Music review Seattle Chamber Music Festival, Shorecrest Performing Arts Center, Wednesday night; concerts conclude tonight (7 p.m. pre-concert recital, 8 p.m. main concert; 206-328-1425).

The viola seldom gets center stage as a solo instrument, but Wednesday night's Seattle Chamber Music Festival recital by Helen Callus demonstrated just how ably a well-played viola can command the spotlight. Callus, who arrived this past year on the University of Washington faculty, chose the relatively neglected Rebecca Clarke Viola Sonata for a noteworthy recital with pianist Craig Sheppard.

Rich and resonant, Callus' tone represents the viola sound at its finest, and she knows how to craft that tone in beautifully shaped phrases. Her technique is outstanding, with quick fingerwork and an agile, controlled bow; her intonation is accurate. Together with Sheppard, Callus dusted off the Clarke sonata, a neo-romantic work with echoes of both French and British contemporary styles, and burnished it to a fine polish.

Callus, who is said to be favoring a recurring wrist injury, opted out of the big work on the main-concert program - the Dvorak Piano Quartet in E-Flat - because the rehearsal and performance schedule, added to the recital, would have overtaxed the injury. Instead of the Dvorak, artistic director Toby Saks substituted the often-heard Mendelssohn D Minor Trio, with the other three musicians who had been scheduled for the quartet: violinist James Ehnes, cellist Sara Sant'Ambrogio and pianist Arthur Rowe.

The Mendelssohn was energetic and generally effective, though Rowe's approach to the music seemed considerably drier and more detached than that of the more impassioned string players.

The young cellist Bion Tsang, who has emerged as one of the most interesting artists of the festival, gave a powerful, focused account of Beethoven's D Major Cello Sonata (Op. 102, No. 2) with Sheppard. The two players are a good match, with Sheppard holding back nothing at the keyboard, and Tsang articulating the phrases with verve and precision.

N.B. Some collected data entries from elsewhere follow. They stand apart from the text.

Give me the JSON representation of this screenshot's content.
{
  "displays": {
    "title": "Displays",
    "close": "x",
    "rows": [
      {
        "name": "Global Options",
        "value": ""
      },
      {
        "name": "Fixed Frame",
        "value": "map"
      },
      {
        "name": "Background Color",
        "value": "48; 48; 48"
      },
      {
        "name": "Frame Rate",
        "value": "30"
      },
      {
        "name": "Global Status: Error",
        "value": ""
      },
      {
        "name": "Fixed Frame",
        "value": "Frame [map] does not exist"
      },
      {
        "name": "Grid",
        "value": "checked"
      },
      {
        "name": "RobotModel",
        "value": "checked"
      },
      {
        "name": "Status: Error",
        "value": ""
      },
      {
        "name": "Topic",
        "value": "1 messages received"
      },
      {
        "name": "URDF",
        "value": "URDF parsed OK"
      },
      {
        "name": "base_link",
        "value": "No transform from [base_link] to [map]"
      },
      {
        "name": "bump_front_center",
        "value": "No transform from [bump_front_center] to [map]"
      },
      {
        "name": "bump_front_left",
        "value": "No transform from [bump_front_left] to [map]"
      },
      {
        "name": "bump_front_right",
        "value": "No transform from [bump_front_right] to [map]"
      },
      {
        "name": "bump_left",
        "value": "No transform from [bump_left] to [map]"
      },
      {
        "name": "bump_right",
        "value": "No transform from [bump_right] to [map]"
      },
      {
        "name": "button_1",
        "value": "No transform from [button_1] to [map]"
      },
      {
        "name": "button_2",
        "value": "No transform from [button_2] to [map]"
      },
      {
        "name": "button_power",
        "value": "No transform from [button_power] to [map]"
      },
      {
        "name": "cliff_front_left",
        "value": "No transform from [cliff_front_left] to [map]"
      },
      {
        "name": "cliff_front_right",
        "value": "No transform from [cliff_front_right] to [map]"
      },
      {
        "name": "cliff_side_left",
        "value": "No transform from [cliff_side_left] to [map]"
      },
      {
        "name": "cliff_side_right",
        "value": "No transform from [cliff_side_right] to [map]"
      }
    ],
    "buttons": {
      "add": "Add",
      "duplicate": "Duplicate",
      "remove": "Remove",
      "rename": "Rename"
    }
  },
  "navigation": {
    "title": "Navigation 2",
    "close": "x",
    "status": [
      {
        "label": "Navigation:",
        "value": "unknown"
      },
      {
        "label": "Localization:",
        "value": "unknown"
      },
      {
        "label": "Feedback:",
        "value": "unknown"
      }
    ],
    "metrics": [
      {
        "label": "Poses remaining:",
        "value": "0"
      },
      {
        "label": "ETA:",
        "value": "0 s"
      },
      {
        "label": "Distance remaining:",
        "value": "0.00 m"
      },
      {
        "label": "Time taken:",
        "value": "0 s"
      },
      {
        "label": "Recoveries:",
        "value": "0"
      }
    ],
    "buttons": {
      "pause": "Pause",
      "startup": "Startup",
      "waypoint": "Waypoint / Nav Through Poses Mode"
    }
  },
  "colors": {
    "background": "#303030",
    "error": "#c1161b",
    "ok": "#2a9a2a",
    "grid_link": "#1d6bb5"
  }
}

A program this serious needs some comic relief, which was supplied last night by Francaix's jazzy, buoyant Quintet for Clarinet and Strings. The subtle, mercurial clarinetist was Frank Kowalsky, who achieves a wonderfully smoky sound in the soft passages, but can get downright raucous where the score calls for it. The clarinet may be the star of Francaix's show, but the rest of the quintet, led by first violinist Scott Yoo, was right up there with Kowalsky in terms of wit and style (the other players were violinist Maria Larionoff, violist Aloysia Friedmann and cellist Toby Saks).

At curtain time on Wednesday, a few seats still were available for tonight's swan song of the 16th festival. If those should disappear, there's always the outdoor seating on the lawn - you can't see the musicians, but you can hear the music.